PAF-receptor antagonists, lovastatin, and the PTK inhibitor genistein inhibit H2O2 secretion by macrophages cultured on oxidized-LDL matrices.

Adhesion of mononuclear phagocytes (Macs) to extracellular matrices containing oxidized low-density lipoproteins (oxLDL) stimulates these cells to secrete reactive oxygen species (e.g., O2-, H2O2) that are believed to promote atherogenesis. Current in vitro systems designed to measure Mac H2O2 secretion in response to oxLDL show that these cells secrete H2O2 for only a few hours after plating. The slow onset and chronicity of atherogenesis, however, suggested to us that Mac ROS secretion might be sustained for much longer periods when Macs are maintained in an environment resembling that in the intima of arteries undergoing atherogenesis.
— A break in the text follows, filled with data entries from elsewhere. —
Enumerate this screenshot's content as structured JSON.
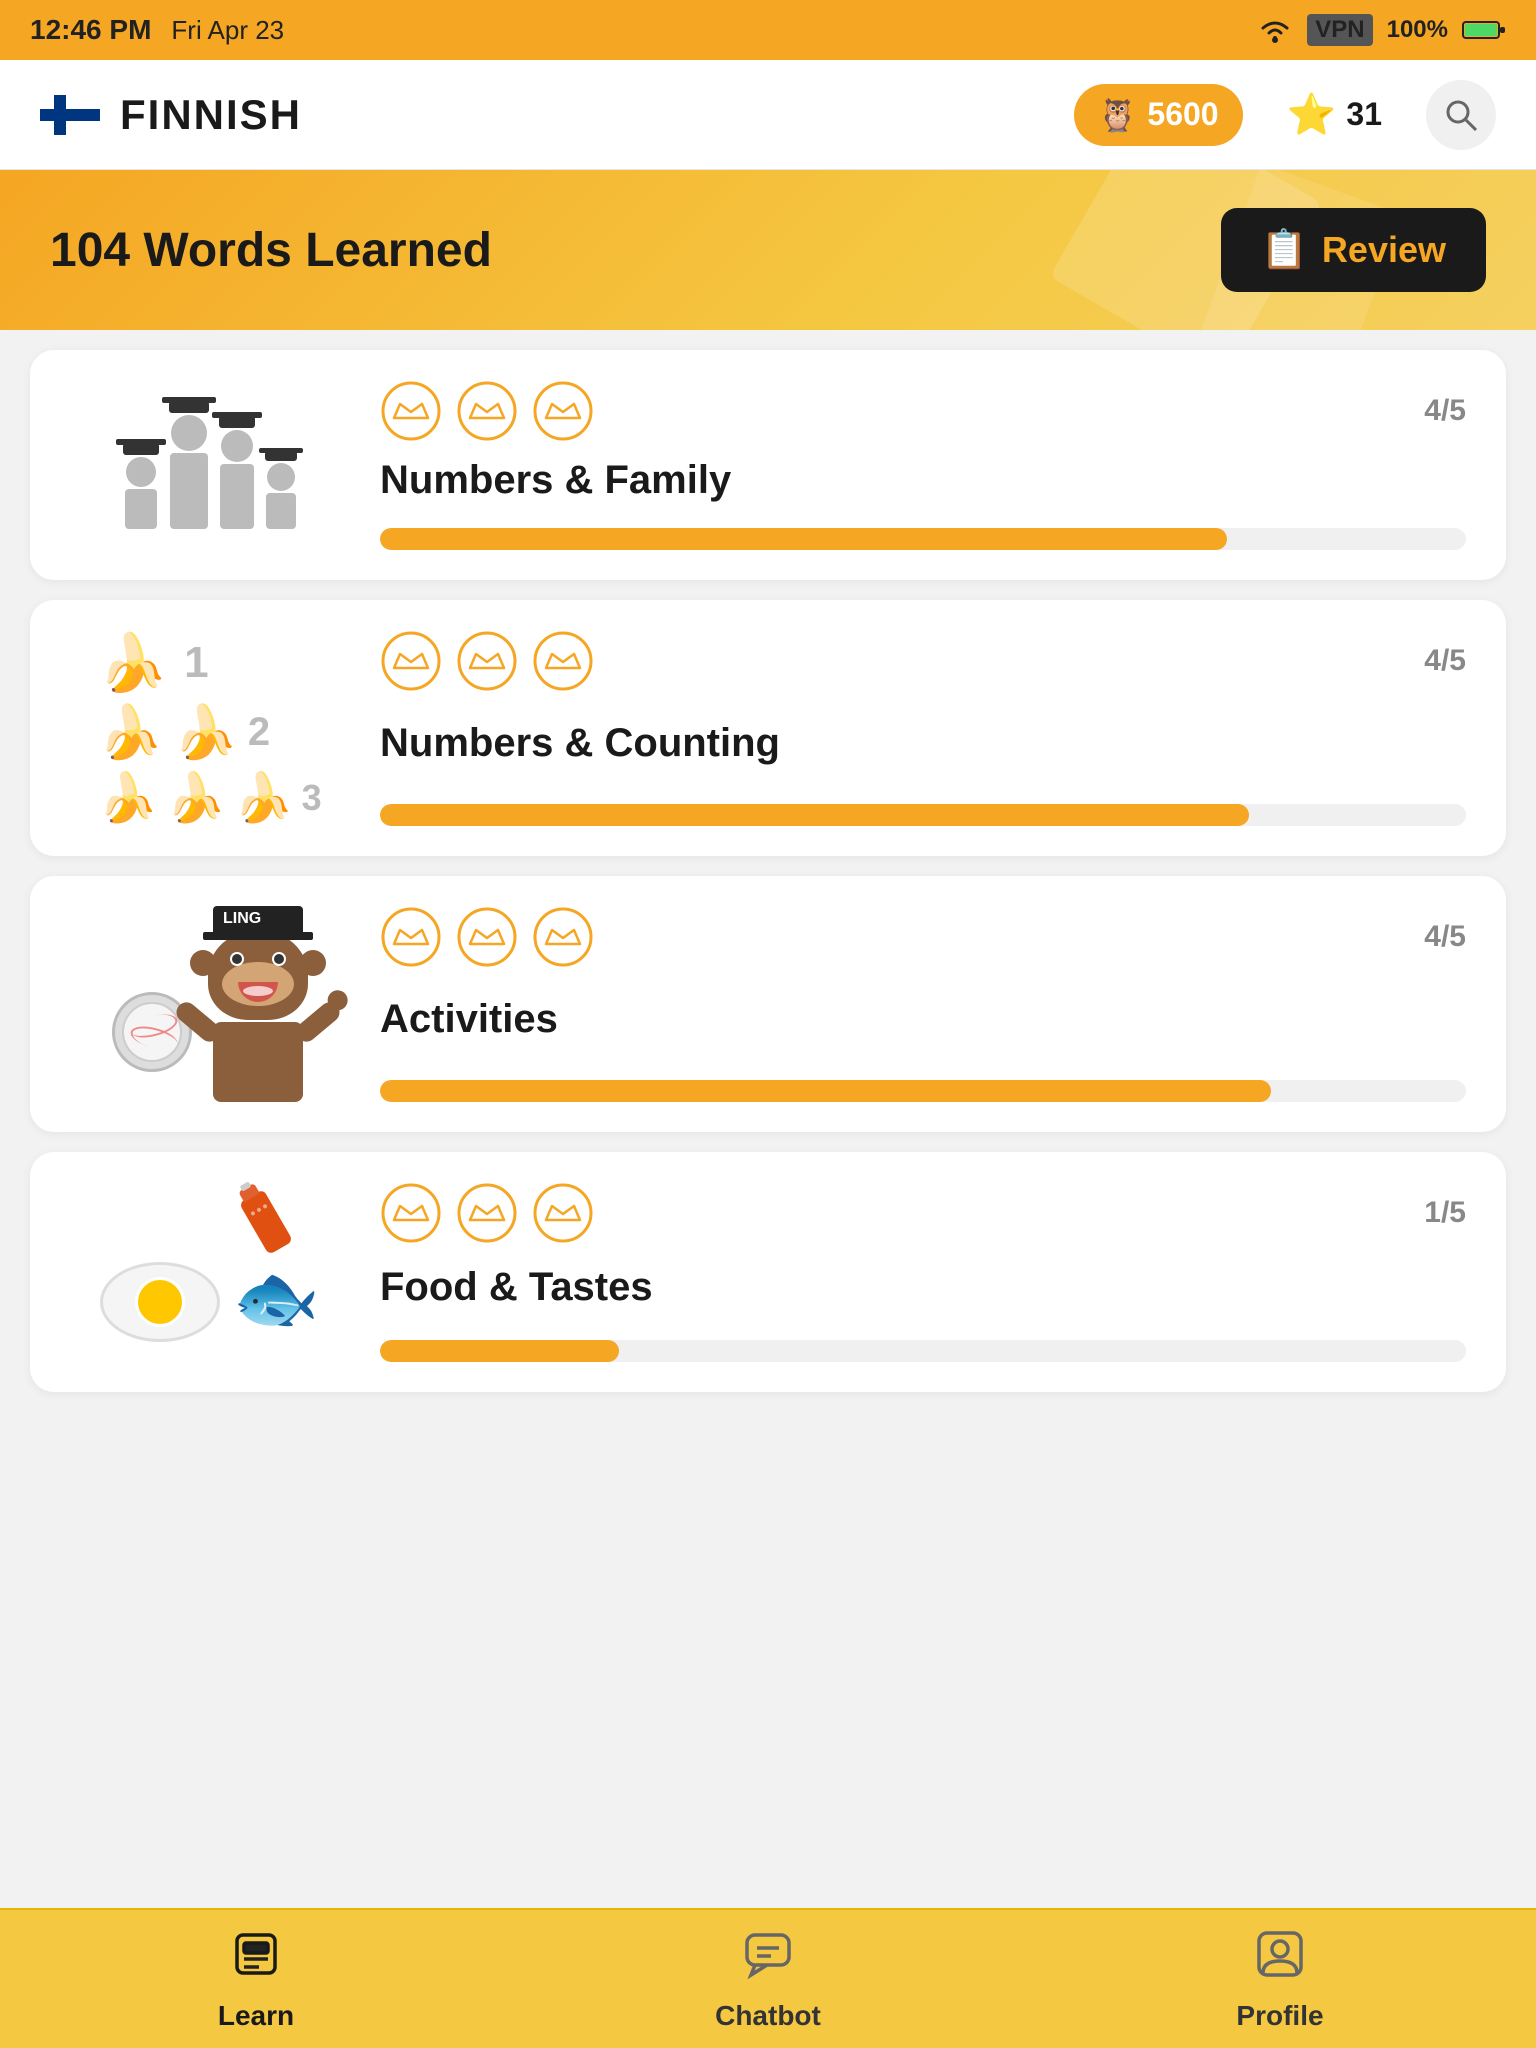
{
  "statusBar": {
    "time": "12:46 PM",
    "date": "Fri Apr 23",
    "vpn": "VPN",
    "battery": "100%"
  },
  "topNav": {
    "language": "FINNISH",
    "coins": "5600",
    "stars": "31"
  },
  "banner": {
    "title": "104 Words Learned",
    "reviewButton": "Review"
  },
  "lessons": [
    {
      "title": "Numbers & Family",
      "score": "4/5",
      "progressPercent": 78,
      "crowns": 3
    },
    {
      "title": "Numbers & Counting",
      "score": "4/5",
      "progressPercent": 80,
      "crowns": 3
    },
    {
      "title": "Activities",
      "score": "4/5",
      "progressPercent": 82,
      "crowns": 3
    },
    {
      "title": "Food & Tastes",
      "score": "1/5",
      "progressPercent": 22,
      "crowns": 3
    }
  ],
  "bottomNav": {
    "items": [
      {
        "id": "learn",
        "label": "Learn",
        "active": true
      },
      {
        "id": "chatbot",
        "label": "Chatbot",
        "active": false
      },
      {
        "id": "profile",
        "label": "Profile",
        "active": false
      }
    ]
  }
}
The findings reported here confirm this suggestion. They show that Macs maintained on collagen IV matrices containing oxLDL in medium containing human plasma-derived serum secrete H2O2 continuously and in large amounts for at least 11 days. Using this system we tested the effects of compounds known to attenuate atherogenesis in vivo. Platelet-activating factor (PAF) receptor antagonists, lovastatin, and the isoflavone protein tyrosine kinase (PTK) inhibitor genistein each reduced H2O2 secretion by Macs maintained on oxLDL-containing matrices by approximately 60%. Lovastatin's inhibitory effect was blocked completely by addition of geranylgeranyl pyrophosphate to the medium. We conclude that matrix-bound and oxidized lipoproteins stimulate Macs to produce H2O2 continuously and in large quantities via a pathway that involves PAF receptors and PTK and is reversibly blocked by inhibitors of protein prenylation.